Former US Marine pleads not guilty in Jordan Neely killing on New York subway


By Luc Cohen and Jonathan Allen

NEW YORK (Reuters) -The former U.S. Marine sergeant accused of fatally strangling Jordan Neely, a homeless man, in a chokehold in a New York subway car last month pleaded not guilty to charges of manslaughter and criminally negligent homicide in court on Wednesday.

Daniel Penny, 24, was captured in videos recorded by bystanders putting Neely in a chokehold from behind for several minutes on May 1 while they rode on a subway train in Manhattan.

The killing drew national attention and sparked protests in May by those angered that police did not immediately arrest Penny, who is white, following the death of Neely, a Black man. Penny was arrested more than a week later.

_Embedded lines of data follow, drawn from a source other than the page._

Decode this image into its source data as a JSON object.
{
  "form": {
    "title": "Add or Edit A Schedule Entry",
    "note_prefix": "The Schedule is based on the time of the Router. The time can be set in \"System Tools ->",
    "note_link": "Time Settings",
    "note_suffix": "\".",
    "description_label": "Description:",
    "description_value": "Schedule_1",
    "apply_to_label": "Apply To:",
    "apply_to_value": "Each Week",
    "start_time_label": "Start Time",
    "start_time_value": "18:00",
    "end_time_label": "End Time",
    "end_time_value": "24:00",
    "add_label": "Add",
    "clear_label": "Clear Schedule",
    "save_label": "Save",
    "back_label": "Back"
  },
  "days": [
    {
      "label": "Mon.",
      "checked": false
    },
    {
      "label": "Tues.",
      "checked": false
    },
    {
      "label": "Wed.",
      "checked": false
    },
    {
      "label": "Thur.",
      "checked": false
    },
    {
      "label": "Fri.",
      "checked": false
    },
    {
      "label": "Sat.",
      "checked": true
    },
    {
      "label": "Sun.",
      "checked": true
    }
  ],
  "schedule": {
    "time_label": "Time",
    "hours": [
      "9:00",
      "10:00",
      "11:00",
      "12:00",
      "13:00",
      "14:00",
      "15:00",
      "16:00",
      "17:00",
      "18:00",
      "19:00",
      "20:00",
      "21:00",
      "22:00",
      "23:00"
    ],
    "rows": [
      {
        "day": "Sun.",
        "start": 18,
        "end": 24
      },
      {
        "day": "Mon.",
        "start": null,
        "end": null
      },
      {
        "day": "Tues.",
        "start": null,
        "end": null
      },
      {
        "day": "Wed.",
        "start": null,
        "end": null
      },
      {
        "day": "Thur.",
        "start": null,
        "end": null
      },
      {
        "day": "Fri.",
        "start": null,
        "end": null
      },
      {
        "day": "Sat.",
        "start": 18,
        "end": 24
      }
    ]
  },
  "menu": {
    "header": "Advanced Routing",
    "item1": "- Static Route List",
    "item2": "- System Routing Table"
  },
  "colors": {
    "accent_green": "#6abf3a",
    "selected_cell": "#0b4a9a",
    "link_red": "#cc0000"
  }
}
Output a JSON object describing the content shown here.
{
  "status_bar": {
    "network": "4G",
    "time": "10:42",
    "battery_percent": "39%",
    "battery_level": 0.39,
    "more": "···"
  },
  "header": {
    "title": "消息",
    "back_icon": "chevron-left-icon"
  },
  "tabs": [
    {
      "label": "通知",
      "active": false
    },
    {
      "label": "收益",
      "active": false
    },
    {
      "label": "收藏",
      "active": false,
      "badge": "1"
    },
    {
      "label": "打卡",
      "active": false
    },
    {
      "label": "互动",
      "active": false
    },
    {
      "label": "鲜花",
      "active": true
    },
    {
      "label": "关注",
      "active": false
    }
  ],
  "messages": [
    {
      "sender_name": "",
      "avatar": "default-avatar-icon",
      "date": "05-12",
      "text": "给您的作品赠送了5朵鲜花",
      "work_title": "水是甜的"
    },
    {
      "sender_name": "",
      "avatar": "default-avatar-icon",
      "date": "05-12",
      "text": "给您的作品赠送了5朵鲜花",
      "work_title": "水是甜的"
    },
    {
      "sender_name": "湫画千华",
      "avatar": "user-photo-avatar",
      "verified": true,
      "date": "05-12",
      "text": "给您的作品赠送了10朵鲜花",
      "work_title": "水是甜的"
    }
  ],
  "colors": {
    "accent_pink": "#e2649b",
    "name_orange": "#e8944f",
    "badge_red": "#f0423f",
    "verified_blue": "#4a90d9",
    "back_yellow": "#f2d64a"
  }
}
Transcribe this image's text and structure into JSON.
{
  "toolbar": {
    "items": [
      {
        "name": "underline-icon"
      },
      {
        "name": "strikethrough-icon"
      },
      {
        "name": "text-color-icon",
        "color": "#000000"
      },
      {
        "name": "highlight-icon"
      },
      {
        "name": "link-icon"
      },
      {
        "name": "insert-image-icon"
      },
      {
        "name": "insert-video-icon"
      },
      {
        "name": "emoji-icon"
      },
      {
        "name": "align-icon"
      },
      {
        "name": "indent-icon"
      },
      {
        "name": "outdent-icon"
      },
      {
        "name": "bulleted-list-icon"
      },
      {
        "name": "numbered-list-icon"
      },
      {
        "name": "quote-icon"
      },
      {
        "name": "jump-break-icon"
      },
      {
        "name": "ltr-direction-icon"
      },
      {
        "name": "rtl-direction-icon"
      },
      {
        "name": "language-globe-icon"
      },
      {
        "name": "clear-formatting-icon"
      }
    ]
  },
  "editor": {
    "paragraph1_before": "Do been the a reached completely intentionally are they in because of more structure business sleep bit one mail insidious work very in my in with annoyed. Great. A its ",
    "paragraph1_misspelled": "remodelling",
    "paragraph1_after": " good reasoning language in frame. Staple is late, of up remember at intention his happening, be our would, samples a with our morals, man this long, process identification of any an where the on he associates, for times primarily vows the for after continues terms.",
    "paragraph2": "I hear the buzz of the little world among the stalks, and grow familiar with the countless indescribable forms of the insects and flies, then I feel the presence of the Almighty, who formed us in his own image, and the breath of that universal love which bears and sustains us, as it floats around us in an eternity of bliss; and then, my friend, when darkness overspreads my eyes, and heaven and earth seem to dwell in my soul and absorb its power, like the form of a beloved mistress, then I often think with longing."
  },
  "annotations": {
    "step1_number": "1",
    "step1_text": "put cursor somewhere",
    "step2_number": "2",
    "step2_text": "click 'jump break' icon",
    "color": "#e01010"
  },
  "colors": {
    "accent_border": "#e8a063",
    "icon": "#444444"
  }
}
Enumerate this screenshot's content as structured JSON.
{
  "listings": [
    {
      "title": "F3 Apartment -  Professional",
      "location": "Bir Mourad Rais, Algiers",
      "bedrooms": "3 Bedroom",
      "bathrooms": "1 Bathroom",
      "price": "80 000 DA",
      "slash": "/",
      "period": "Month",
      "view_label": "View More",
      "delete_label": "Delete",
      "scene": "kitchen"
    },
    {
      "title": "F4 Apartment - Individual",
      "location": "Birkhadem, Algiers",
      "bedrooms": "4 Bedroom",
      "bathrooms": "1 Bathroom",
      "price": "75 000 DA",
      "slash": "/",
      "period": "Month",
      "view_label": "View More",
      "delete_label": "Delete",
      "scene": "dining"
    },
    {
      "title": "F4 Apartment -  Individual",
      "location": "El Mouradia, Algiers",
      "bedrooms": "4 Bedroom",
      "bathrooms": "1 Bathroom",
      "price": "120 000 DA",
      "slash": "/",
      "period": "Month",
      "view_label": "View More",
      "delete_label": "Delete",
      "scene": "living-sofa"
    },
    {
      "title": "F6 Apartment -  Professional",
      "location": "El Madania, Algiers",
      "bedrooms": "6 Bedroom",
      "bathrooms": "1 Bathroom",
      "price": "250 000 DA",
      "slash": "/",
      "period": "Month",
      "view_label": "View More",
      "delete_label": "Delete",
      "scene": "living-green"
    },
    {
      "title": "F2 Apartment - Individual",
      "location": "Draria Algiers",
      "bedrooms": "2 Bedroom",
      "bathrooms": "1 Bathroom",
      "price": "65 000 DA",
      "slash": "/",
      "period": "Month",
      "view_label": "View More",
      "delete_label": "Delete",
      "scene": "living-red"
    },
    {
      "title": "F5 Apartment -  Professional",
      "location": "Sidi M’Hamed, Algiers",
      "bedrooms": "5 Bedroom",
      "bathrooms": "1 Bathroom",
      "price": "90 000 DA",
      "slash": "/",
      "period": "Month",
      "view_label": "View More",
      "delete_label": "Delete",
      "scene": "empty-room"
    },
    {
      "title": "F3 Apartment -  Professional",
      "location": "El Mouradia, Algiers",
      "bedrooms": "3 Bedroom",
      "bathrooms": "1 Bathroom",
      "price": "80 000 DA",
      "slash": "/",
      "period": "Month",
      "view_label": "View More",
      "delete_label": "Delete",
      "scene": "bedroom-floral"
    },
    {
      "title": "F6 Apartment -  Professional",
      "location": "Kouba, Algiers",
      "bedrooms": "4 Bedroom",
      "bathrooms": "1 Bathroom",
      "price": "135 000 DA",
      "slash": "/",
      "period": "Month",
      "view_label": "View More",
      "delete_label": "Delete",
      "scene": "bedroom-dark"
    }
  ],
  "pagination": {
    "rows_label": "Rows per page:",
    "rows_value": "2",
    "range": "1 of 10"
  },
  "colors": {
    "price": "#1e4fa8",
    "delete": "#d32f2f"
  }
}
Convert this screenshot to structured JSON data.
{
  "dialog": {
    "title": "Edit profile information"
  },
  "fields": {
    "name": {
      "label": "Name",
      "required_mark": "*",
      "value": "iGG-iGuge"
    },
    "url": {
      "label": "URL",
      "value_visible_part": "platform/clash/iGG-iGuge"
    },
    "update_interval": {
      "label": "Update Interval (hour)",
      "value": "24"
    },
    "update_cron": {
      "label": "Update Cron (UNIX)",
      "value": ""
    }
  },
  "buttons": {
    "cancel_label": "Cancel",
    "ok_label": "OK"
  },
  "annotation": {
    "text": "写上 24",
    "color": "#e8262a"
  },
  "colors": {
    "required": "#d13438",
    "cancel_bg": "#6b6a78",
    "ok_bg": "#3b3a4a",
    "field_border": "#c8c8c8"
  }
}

Penny first appeared in Manhattan Criminal Court on May 12, where he was released on a $100,000 bond and ordered to surrender his passport.

After that hearing, a grand jury voted to indict Penny on June 14 on charges of manslaughter in the second degree, a felony that carries a maximum sentence of 15 years in prison on conviction, and criminally negligent homicide, a felony with a maximum sentence of five years.

The indictment was unsealed at Wednesday’s arraignment, which lasted a few minutes. Penny, dressed in a blue suit and red tie, pleaded not guilty, and was told to return to court on Oct. 25 for a pretrial hearing.

In the minutes before he was killed, Neely, a 30-year-old former Michael Jackson impersonator who struggled with mental illness, had been shouting about how hungry he was and that he was willing to return to jail or die, according to passengers in the subway car.

Penny has said he acted to defend himself and other passengers, and did not intend to kill Neely, and he has been hailed as a hero by prominent Republican politicians. Protesters have decried Penny as a vigilante and described Neely’s death as a lynching.

Penny was questioned by police on the day of Neely’s death but would not be arrested and make an initial court appearance until 11 days later.

Witnesses have said Neely did not physically threaten or attack anyone before Penny grabbed him. His killing renewed debate about gaps in the city’s systems for homeless and mentally ill New Yorkers.

Neely had been in and out of the city’s homeless shelters in recent years, and his family say his mental health worsened dramatically after his mother was murdered when he was a teenager. He had been arrested many times, most recently for punching a 67-year-old woman in 2021, breaking bones in her face.